Closing costs: What are they and how much will you pay?

Closing cost

Closing costs include various costs and fees associated with taking out your mortgage loan, including legal and administrative fees that you will have to pay before or after the closing date of the purchase of your property. It’s important to budget for these costs because, in most cases, you won’t be able to include them in your mortgage payments.

Key Takeaways

  • Closing costs are usually 3-5% of the price of the property, but it’s always wise to err on the side of caution and have more money than you need.
  • Land transfer tax is one of the highest closing costs. The amount you pay is based on the purchase price of your property and usually only applies to resold properties.
  • You may not have to pay all of the closing costs listed in this article, especially if you are buying a first home, as discounts are available.

How much are the closing costs?

Closing costs vary depending on the property you are considering buying, but you should err on the side of caution and set aside 5% of the purchase price to cover such costs. Closing costs are usually 3-5% of the price of the property, but it’s always wise to have more money than you need. Any surplus can be used to furnish, decorate or maintain your new property. It never hurts to be thrifty and foresighted!

Land transfer tax (provincial and municipal, if applicable)

This is one of the highest costs associated with closing the purchase of your property. Land transfer tax is a one-time payment made by the buyer when the property is transferred from the seller. The amount you pay is based on the purchase price of your property and usually only applies to resold properties. If you live in Toronto, for example, you will have to pay both Toronto and Ontario land transfer taxes. However, if you are buying the first property, you may be eligible for a property transfer tax refund. We’ll give you all the details on how to submit a claim.

HST/GST

Taxes only apply to new construction. However, under certain circumstances, you may be eligible for a refund (federal and provincial). Certain conditions may apply. Contact your lawyer or notary for more information on this subject.

Assessment fees

An appraisal is an unbiased estimate of the value of your property required by the lender. The appraisal certifies the resale value of the property to the lender in the event of default on your mortgage and usually costs $300 to $500.

Legal fees and disbursements

Your lawyer or notary will charge you a fee for setting up the mortgage and transferring the title. The amount of the fee will depend on who you are retaining but is usually $800 to $1,000.

Location Certificate

If you are buying a single-family property, you will need to provide your lender with a certificate of location that specifies the location and boundaries of the property. However, there may be some exceptions for low loan to value loans and rural properties. A certificate of location costs approximately $750 to $1,000, but the lender will often accept a copy of a current certificate.

Interest adjustment

You will have to pay interest on any difference between the closing date of the purchase and the date of the first mortgage payment. You can avoid an interest adjustment by scheduling your first mortgage payment exactly one payment period after the closing date.

Statement of Adjustments

Your lawyer or notary will calculate the adjustments and prepare a statement for your portion of utilities, property taxes, and other bills based on the closing date in the month or payment cycle. As some landlords pay for these services in advance, the adjustment could be very high.

Title insurance

Most lenders require title insurance to protect against loss in the event of a property dispute. This type of insurance is purchased through your lawyer or notary and costs approximately $200 to $300.

Property Inspection

A property inspection is a wise investment, as a professional will conduct an objective visual examination of the property’s physical structure and systems. An inspection costs $350 to $500.

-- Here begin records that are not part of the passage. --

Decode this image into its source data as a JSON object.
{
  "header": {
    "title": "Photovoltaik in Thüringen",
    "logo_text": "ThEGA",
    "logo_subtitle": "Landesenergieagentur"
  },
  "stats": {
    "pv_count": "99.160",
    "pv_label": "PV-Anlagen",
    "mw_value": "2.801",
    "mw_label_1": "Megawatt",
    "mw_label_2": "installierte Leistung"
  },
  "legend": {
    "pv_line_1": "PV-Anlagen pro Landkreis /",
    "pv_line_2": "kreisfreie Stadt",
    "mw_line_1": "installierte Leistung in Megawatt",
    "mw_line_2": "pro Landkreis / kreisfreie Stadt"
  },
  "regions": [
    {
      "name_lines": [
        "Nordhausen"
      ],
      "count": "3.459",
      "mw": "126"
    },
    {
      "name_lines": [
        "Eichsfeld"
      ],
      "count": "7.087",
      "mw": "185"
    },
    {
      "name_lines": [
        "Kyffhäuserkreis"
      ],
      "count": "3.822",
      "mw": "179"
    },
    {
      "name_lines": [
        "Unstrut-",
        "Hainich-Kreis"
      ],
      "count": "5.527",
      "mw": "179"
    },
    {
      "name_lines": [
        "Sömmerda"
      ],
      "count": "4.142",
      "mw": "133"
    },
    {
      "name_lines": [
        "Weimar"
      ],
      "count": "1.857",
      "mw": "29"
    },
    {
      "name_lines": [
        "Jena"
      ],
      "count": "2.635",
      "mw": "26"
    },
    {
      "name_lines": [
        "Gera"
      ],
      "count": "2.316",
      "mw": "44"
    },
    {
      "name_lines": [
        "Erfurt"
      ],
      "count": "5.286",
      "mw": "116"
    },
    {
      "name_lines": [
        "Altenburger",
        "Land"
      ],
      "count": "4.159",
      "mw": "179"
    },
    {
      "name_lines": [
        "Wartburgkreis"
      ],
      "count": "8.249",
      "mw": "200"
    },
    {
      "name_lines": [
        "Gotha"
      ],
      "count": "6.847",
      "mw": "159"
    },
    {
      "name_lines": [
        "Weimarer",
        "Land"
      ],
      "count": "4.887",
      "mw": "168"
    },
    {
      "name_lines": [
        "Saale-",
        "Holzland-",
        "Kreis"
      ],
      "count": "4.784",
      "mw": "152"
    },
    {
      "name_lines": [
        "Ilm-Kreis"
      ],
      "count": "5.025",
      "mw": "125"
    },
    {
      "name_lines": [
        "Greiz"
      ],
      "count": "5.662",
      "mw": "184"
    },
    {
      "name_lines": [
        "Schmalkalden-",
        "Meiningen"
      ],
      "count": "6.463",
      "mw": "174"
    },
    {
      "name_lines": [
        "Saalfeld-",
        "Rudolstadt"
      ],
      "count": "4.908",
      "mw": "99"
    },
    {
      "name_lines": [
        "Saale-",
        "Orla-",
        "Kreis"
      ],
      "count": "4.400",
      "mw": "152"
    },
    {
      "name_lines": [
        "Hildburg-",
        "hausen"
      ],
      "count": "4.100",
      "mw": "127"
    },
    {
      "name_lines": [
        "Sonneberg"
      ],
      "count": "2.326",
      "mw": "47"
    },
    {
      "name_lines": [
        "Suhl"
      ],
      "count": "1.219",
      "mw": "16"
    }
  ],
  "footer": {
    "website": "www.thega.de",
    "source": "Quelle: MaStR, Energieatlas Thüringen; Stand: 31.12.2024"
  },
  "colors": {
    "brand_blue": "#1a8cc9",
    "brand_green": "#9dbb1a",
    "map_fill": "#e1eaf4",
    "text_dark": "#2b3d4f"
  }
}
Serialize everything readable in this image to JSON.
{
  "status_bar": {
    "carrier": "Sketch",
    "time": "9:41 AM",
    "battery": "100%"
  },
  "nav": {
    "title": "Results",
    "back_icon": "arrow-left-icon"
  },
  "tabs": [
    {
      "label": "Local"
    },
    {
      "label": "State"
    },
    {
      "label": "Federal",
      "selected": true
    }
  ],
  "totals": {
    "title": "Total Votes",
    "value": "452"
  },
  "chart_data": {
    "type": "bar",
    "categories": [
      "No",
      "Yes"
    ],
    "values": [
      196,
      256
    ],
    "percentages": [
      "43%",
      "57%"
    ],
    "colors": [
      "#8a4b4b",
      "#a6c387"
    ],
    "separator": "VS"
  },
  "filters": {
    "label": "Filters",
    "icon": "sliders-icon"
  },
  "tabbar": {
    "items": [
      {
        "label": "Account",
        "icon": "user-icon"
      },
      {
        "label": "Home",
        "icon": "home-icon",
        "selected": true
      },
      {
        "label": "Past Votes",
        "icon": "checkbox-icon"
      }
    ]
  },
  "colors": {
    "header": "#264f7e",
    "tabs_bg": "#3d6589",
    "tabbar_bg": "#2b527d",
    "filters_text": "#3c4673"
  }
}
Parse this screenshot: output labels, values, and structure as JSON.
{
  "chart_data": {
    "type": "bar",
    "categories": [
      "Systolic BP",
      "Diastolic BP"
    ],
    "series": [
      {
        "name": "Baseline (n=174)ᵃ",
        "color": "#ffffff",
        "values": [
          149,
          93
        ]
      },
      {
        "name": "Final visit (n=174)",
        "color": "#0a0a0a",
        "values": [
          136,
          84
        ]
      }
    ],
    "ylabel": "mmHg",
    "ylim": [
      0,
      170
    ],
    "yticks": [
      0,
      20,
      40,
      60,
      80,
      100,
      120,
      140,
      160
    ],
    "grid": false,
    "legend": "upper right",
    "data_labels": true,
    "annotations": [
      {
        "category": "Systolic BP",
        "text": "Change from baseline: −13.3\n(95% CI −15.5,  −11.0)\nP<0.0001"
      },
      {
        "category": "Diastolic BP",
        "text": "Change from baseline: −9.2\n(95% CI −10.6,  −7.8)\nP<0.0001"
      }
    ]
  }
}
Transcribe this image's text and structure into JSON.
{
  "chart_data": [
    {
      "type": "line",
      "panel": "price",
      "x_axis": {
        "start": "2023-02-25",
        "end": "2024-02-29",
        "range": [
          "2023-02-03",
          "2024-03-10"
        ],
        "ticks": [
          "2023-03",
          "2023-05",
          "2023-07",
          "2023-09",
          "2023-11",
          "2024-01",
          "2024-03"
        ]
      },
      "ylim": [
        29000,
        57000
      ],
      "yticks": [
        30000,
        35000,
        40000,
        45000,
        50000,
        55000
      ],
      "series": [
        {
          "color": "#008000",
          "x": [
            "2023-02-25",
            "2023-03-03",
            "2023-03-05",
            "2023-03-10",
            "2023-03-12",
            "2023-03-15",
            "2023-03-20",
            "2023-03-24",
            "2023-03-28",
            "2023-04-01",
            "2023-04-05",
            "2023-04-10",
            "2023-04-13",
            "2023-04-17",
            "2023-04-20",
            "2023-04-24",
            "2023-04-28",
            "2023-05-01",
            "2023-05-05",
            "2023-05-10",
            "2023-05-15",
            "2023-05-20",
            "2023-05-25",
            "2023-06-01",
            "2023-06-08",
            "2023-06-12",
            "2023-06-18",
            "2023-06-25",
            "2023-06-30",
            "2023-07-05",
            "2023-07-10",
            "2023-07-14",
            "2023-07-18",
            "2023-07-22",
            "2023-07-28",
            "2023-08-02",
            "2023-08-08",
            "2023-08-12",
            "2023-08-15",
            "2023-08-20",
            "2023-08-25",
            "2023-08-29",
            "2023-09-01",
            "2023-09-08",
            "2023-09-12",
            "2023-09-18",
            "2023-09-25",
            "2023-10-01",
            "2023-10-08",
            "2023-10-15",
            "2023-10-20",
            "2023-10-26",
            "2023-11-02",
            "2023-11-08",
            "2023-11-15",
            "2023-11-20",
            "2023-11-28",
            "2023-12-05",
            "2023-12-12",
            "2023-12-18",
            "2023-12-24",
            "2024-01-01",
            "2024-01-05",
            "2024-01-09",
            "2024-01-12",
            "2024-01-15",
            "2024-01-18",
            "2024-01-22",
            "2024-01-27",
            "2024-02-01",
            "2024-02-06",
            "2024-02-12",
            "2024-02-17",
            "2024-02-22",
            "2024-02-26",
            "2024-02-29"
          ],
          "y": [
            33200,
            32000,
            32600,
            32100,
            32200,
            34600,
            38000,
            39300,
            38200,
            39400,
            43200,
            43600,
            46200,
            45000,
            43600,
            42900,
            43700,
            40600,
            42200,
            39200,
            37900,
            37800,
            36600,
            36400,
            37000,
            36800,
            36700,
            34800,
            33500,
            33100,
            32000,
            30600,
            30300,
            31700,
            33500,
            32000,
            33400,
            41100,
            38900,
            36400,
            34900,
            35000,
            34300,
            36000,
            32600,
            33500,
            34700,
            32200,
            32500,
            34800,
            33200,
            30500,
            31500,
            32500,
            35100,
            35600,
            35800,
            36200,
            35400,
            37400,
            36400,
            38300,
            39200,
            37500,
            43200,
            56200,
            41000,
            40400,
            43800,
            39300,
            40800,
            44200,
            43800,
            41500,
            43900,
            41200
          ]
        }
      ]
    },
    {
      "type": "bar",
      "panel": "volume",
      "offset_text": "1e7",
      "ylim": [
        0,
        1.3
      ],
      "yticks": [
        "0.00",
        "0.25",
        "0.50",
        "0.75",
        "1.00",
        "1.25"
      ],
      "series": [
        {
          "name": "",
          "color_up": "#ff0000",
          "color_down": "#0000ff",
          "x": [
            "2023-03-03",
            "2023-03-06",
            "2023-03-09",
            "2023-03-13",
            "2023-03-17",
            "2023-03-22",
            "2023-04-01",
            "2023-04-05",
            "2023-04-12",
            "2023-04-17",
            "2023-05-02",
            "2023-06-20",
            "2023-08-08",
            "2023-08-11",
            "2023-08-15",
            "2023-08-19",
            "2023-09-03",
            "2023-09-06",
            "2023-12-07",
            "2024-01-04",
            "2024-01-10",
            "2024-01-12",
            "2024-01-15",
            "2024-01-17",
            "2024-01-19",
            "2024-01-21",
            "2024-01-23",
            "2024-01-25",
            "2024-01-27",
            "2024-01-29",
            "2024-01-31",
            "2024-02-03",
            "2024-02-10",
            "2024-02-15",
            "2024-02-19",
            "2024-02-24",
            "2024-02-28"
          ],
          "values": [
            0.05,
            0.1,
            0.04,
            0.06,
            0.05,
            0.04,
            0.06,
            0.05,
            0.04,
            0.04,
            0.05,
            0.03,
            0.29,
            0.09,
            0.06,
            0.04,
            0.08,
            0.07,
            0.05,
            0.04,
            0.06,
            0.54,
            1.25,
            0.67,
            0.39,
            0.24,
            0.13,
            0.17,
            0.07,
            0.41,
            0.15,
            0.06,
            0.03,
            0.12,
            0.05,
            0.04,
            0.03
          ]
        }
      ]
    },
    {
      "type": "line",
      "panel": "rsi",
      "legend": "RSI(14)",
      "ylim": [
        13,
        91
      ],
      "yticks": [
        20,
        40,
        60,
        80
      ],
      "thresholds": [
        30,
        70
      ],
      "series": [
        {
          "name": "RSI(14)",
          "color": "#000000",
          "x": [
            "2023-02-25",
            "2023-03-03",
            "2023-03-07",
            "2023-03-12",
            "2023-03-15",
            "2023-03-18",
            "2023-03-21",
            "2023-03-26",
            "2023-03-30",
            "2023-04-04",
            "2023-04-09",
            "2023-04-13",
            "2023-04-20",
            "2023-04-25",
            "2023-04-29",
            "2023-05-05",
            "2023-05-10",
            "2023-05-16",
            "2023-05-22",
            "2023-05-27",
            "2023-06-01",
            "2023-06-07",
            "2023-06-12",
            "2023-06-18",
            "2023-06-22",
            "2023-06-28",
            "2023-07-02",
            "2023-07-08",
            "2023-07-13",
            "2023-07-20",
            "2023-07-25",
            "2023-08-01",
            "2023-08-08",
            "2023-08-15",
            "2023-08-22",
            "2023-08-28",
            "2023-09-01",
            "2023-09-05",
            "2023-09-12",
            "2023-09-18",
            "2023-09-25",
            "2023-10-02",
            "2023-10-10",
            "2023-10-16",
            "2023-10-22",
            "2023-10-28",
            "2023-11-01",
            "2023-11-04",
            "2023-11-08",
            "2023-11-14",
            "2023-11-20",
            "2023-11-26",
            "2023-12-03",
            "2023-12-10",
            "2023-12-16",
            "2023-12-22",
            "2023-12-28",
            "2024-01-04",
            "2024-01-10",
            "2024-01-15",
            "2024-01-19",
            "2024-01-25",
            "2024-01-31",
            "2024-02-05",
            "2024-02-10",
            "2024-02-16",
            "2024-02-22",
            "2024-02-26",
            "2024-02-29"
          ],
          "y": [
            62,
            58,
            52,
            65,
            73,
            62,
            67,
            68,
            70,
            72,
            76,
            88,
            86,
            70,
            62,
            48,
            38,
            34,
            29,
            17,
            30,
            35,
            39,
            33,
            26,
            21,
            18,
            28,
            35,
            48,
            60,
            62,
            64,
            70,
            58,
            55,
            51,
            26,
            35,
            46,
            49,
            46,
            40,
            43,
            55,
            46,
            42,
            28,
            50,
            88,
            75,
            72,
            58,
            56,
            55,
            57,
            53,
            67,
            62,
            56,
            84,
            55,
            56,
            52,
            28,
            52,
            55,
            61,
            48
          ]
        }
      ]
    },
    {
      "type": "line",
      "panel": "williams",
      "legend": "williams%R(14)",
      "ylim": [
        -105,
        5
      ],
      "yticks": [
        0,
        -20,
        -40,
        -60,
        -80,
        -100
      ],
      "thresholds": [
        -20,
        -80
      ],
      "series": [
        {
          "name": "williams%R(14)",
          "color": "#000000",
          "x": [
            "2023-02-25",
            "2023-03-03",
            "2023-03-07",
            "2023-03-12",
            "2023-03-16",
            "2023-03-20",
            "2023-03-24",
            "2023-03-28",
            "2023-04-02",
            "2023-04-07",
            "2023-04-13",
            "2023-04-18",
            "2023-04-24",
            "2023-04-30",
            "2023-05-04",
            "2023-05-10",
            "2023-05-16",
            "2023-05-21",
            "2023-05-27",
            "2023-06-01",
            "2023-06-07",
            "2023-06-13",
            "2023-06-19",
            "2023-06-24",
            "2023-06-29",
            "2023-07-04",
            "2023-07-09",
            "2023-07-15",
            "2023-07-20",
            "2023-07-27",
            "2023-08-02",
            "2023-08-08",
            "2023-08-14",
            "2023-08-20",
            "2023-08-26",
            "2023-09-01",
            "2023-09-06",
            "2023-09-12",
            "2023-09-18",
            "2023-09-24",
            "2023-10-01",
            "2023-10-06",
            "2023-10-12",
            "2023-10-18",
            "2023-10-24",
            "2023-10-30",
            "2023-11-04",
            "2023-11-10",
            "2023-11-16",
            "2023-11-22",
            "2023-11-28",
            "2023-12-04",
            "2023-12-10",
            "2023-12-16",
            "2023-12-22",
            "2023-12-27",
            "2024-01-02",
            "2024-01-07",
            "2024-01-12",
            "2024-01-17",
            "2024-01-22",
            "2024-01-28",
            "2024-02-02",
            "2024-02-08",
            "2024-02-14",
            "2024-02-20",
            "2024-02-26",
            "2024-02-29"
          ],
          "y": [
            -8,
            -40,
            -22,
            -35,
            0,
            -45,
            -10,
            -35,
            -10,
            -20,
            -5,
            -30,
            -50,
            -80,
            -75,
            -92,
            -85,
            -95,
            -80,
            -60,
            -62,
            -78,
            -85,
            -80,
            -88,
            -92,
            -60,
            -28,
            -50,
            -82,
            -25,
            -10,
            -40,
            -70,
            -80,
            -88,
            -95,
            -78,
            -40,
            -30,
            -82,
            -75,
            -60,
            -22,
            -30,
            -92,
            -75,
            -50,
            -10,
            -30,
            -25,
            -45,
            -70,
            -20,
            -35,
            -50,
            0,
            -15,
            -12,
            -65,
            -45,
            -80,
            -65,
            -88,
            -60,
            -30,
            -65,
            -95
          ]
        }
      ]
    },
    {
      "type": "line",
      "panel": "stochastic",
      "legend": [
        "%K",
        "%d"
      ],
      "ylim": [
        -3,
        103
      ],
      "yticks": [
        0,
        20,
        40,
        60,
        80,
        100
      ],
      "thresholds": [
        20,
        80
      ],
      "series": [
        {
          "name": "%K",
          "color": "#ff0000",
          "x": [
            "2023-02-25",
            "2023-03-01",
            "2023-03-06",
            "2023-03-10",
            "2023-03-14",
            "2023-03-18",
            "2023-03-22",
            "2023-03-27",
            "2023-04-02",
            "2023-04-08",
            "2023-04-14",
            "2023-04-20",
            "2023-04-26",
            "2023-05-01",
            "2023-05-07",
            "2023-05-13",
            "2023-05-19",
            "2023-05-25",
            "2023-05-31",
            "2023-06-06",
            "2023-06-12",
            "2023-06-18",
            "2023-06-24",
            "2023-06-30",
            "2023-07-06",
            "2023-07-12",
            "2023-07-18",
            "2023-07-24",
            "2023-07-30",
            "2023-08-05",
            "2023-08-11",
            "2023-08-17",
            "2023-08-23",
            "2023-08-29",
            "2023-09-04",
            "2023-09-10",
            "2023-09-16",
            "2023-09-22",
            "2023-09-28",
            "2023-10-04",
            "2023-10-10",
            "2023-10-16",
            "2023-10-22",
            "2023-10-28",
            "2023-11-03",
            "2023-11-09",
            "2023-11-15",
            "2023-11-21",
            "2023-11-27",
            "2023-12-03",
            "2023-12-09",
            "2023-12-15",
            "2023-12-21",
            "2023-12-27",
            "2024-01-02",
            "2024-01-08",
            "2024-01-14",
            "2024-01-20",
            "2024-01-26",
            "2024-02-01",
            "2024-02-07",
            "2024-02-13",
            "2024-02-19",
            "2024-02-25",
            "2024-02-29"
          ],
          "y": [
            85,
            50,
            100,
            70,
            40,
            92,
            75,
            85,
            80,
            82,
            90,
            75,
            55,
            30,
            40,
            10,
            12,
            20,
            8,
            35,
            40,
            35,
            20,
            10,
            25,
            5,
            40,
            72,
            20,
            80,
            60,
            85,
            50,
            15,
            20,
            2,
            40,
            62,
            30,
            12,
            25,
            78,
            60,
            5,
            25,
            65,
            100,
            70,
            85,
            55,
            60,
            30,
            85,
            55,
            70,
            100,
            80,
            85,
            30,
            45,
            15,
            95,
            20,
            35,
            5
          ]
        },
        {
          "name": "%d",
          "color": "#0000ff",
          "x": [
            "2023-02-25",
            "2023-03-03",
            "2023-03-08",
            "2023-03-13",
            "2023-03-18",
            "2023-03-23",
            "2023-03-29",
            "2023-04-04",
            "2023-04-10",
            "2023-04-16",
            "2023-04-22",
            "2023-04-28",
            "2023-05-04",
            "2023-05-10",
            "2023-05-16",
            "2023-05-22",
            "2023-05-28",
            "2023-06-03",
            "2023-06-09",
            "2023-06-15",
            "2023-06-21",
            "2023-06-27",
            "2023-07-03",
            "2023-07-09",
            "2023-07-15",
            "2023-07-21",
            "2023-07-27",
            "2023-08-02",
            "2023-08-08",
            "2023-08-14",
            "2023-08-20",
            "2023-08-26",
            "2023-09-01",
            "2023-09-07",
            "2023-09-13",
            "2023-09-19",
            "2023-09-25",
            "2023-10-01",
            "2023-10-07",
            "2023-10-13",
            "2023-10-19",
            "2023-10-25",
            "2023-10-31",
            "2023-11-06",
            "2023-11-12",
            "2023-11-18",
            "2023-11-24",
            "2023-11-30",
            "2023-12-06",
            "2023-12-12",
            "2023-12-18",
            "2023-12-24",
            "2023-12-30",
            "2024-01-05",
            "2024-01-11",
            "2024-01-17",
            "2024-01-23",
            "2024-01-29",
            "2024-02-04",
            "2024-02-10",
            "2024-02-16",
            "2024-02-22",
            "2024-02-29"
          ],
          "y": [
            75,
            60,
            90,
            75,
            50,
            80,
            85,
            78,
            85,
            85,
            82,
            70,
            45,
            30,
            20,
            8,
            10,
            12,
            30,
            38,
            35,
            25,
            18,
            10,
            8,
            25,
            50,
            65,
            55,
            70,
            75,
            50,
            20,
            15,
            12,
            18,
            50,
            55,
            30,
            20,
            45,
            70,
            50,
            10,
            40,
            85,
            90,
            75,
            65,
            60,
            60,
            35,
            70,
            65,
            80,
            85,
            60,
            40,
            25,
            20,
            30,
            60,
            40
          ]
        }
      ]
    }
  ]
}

Tip: You can avoid an interest adjustment by scheduling your first mortgage payment exactly one payment period after the closing date.

How to avoid certain closing costs

You may not have to pay all of the aforementioned closing costs, especially if you are buying the first property. We’ll give you a full list of all costs as soon as your mortgage is approved and offer you available discounts to help you save as much money as possible.

HST and GST only apply to new construction, so if you’re buying an existing property, you won’t have to worry about this expense.

In certain circumstances, depending on the property, you will not have to pay for a certificate of location if the lender accepts the current certificate.

You can avoid an interest adjustment by scheduling your first mortgage payment exactly one payment period after the closing date of the sale.

Do sellers pay closing costs?

The main closing costs paid by sellers are real estate commissions, which are usually split between the buyer’s agent and the seller’s agent.

In some cases, a seller will pay for a pre-inspection by a home inspector to reassure buyers and convince them that buying the property is a good investment.

Mortgage insurance costs

Many people find it difficult to save for a down payment. Although it is recommended to make the largest possible down payment in order to reduce the mortgage amount, in Canada the minimum requirement is 5% for the first $500,000 and 10% for the remaining amount. If your down payment is less than 20%, you will need to purchase mortgage loan insurance, which will protect your mortgage lender if you are unable to make your payments.

Mortgage default insurance is payable at closing or can be included in monthly mortgage payments. In the second case, you’ll have to pay interest, so we’ll make sure you understand what each option entails.